Te Ara features work from, or biographies of, numerous New Zealanders for whom the School Journal has been a springboard, including:

There are also hundreds more, including Margaret Mahy herself, who have gone on to contribute immeasurably to the cultural life of this country.

Happy Easter (unless you’re a rabbit)

Chocolate Easter rabbits and eggs in a basket

Chocolate Easter rabbits and eggs in a basket

Last night I noticed that the glow of the almost full moon had been joined by the glow from the large illuminated cross attached to the Mt Victoria radio mast, so there must be a Christian festival approaching soon. Given that the supermarkets are pumping out the smell of spiced buns rather than mince pies and their shelves are bestrewn with glittery glowing eggs, chickens and bunnies, I’m picking it’s Easter.

The commemoration of Jesus Christ’s crucifixion and resurrection has been observed in New Zealand since the mid-1800s. In the northern hemisphere, it had been grafted onto pre-Christian traditions of celebrating the arrival of spring (or so I was always told), which doesn’t work so well on this side of the globe.
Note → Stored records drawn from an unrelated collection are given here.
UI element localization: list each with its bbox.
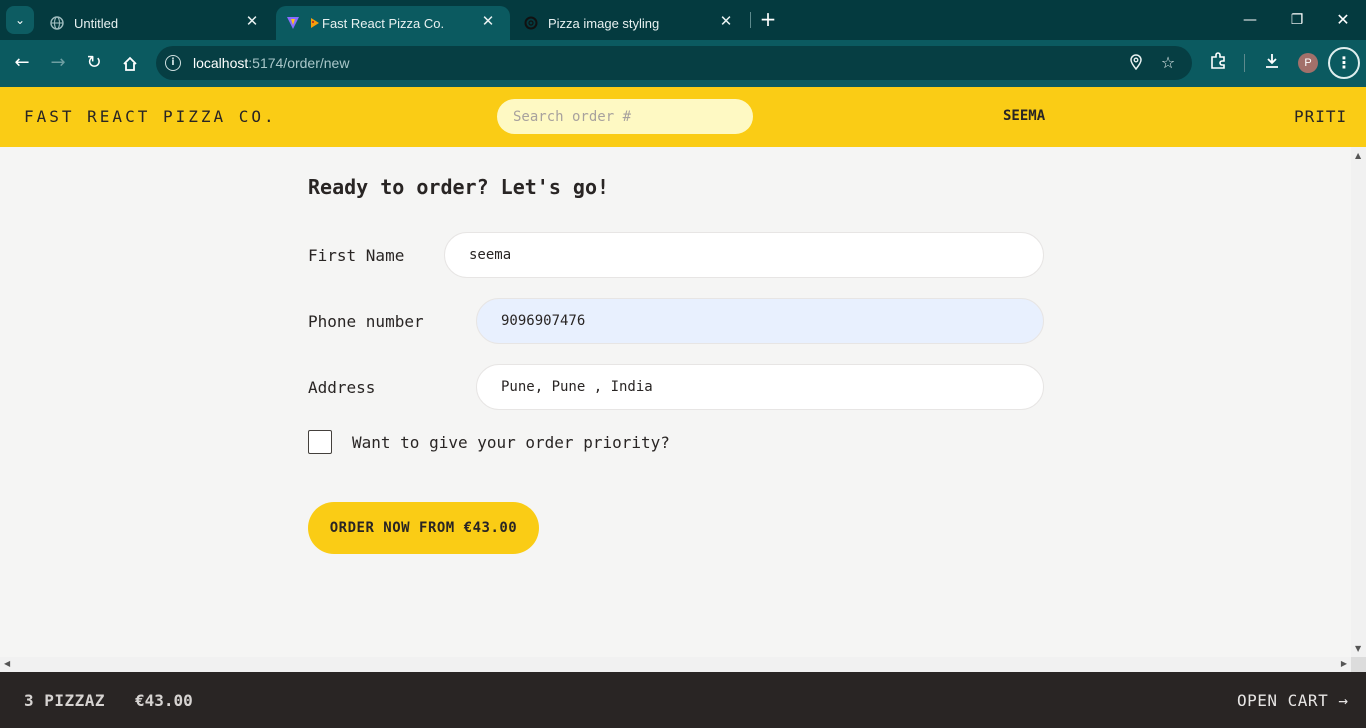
tab-untitled[interactable]: Untitled ✕ (40, 6, 274, 40)
browser-address-bar: ← → ↻ i localhost:5174/order/new ☆ P ⋮ (0, 40, 1366, 87)
cart-overview-bar: 3 PIZZAZ €43.00 OPEN CART → (0, 672, 1366, 728)
openai-icon (524, 16, 538, 30)
scroll-left-arrow-icon[interactable]: ◀ (4, 659, 10, 668)
restore-icon[interactable]: ❐ (1285, 8, 1309, 32)
address-label: Address (308, 378, 376, 397)
app-header: FAST REACT PIZZA CO. SEEMA PRITI (0, 87, 1366, 147)
tab-title: Pizza image styling (548, 15, 660, 31)
cart-total-price: €43.00 (135, 691, 193, 710)
open-cart-link[interactable]: OPEN CART → (1237, 691, 1348, 710)
url-omnibox[interactable]: i localhost:5174/order/new ☆ (156, 46, 1192, 80)
first-name-label: First Name (308, 246, 405, 265)
phone-field[interactable] (476, 298, 1044, 344)
priority-checkbox[interactable] (308, 430, 332, 454)
more-menu-icon[interactable]: ⋮ (1328, 47, 1360, 79)
vite-logo-icon (286, 16, 300, 30)
bookmark-star-icon[interactable]: ☆ (1159, 54, 1177, 72)
tab-fast-react-pizza[interactable]: Fast React Pizza Co. ✕ (276, 6, 510, 40)
first-name-field[interactable] (444, 232, 1044, 278)
search-order-input[interactable] (497, 99, 753, 134)
close-tab-icon[interactable]: ✕ (244, 14, 260, 30)
page-title: Ready to order? Let's go! (308, 175, 610, 199)
back-arrow-icon[interactable]: ← (10, 52, 34, 76)
minimize-icon[interactable]: — (1238, 8, 1262, 32)
url-text[interactable]: localhost:5174/order/new (193, 55, 349, 71)
scroll-right-arrow-icon[interactable]: ▶ (1341, 659, 1347, 668)
address-field[interactable] (476, 364, 1044, 410)
tab-pizza-image-styling[interactable]: Pizza image styling ✕ (514, 6, 748, 40)
browser-tab-bar: ⌄ Untitled ✕ Fast React Pizza Co. ✕ Pizz… (0, 0, 1366, 40)
vertical-scrollbar[interactable]: ▲ ▼ (1351, 147, 1366, 657)
forward-arrow-icon[interactable]: → (46, 52, 70, 76)
scroll-down-arrow-icon[interactable]: ▼ (1355, 644, 1361, 653)
username-secondary: PRITI (1294, 107, 1348, 126)
cart-pizza-count: 3 PIZZAZ (24, 691, 106, 710)
tab-divider (750, 12, 751, 28)
order-form-page: Ready to order? Let's go! First Name Pho… (0, 147, 1351, 657)
close-tab-icon[interactable]: ✕ (480, 14, 496, 30)
tab-search-button[interactable]: ⌄ (6, 6, 34, 34)
app-logo-link[interactable]: FAST REACT PIZZA CO. (24, 107, 277, 126)
close-tab-icon[interactable]: ✕ (718, 14, 734, 30)
phone-label: Phone number (308, 312, 424, 331)
toolbar-divider (1244, 54, 1245, 72)
chevron-down-icon: ⌄ (14, 13, 26, 27)
username: SEEMA (1003, 108, 1046, 124)
order-now-button[interactable]: ORDER NOW FROM €43.00 (308, 502, 539, 554)
pizza-favicon-icon (310, 16, 320, 30)
url-path: :5174/order/new (248, 55, 350, 71)
reload-icon[interactable]: ↻ (82, 52, 106, 76)
close-window-icon[interactable]: ✕ (1331, 8, 1355, 32)
profile-avatar[interactable]: P (1298, 53, 1318, 73)
url-host: localhost (193, 55, 249, 71)
tab-title: Fast React Pizza Co. (322, 15, 445, 31)
scrollbar-corner (1351, 657, 1366, 672)
home-icon[interactable] (118, 52, 142, 76)
tab-title: Untitled (74, 15, 119, 31)
priority-label[interactable]: Want to give your order priority? (352, 433, 670, 452)
globe-icon (50, 16, 64, 30)
site-info-icon[interactable]: i (165, 55, 181, 71)
download-icon[interactable] (1261, 52, 1283, 74)
horizontal-scrollbar[interactable]: ◀ ▶ (0, 657, 1351, 672)
extensions-puzzle-icon[interactable] (1207, 52, 1229, 74)
new-tab-plus-icon[interactable]: + (758, 9, 778, 30)
scroll-up-arrow-icon[interactable]: ▲ (1355, 151, 1361, 160)
location-pin-icon[interactable] (1127, 54, 1145, 72)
If you’re not a winter lover, then you too might feel that actually what we need is a funereal celebration to get us in the right mood for the cold and dark to come.

However, it’s always a holiday! For most people. And there are the traditional things to eat and do. Mostly eat - hot cross buns and chocolate and more chocolate and even more chocolate. The range of Easter eggs available in the shops has hugely increased over my lifetime, but one that is now missing is New Zealand-made Cadbury crème eggs. I remember when they hit the shops in the 1980s - having a dribbly, gooey, unbelievable sweet filling was so different from either the hollow or marshmallow filled ones that had been standard before that (at least in our house). Apparently (and sadly) Cadburys no longer make them in their Dunedin factory - they stopped in 2009, and the crème eggs you now see are imported from the UK. Not everyone was happy about this, with some people complaining that the British eggs weren’t as good and a couple of Facebook campaigns were started up to try and reverse the decision (without any success so far).

Other egg-related traditions - nothing like a good Easter egg treasure hunt. I remember with great fondness a family friend who probably did the best Easter egg treasure hunts ever. They roamed over acres of land, and one year I remember it involved catching the donkey to get the next clue, or possibly an egg? Thinking back, it must have been a clue, as that donkey would have eaten anything remotely egg-like put in front of it, behind it or on top of it, tinfoil or not.

So hot cross buns, eggs, hens and rabbits. The symbolism of hot cross buns seems straightforward enough, and eggs - resurrection/rebirth/birth - there’s a link there, and from there to chickens - ok the endless question of who came first the chicken or the egg, similarly there’s a logic that I can see, but rabbits?

Rabbits?!?!

According to some, rabbits are the symbolic remnants of a festival held to honour Eostre, a northern goddess whose symbol was the hare (or rabbit). Others have suggested that rabbits are seen as a sign of fertility, (hence the phrase “breeding like rabbits”) and that is why they are associated with spring and therefore Easter. However, I got frightened off looking into this further by the number of intense (and frankly scary) debates out there in webland as to whether Eostre is linked to Easter at all, whether the holiday does or doesn’t have pagan links, where rabbits come into this, and whether it matters at all.

Here in New Zealand one of the more pragmatic ways we’ve dealt with Easter and rabbits is to spend the long weekend shooting them. According to Wednesday’s Otago Daily Times this year more than 400 hunters are expected to spend 24 hours from Friday to Saturday hunting the pests. (As you can see from the entry on rabbits in New Zealand they have been a pest pretty much since they arrived in the country). The hunt has been running since 1991, is organised by the local Lions Club as a fundraiser, and tallies of dead bunnies have ranged from a record 23,949 in 1997 to the low of 3,694 in 2001.

Luckily for small children everywhere, none of those shot so far have turned out to be an oversized white rabbit with a basket of Easter eggs. Happy Easter!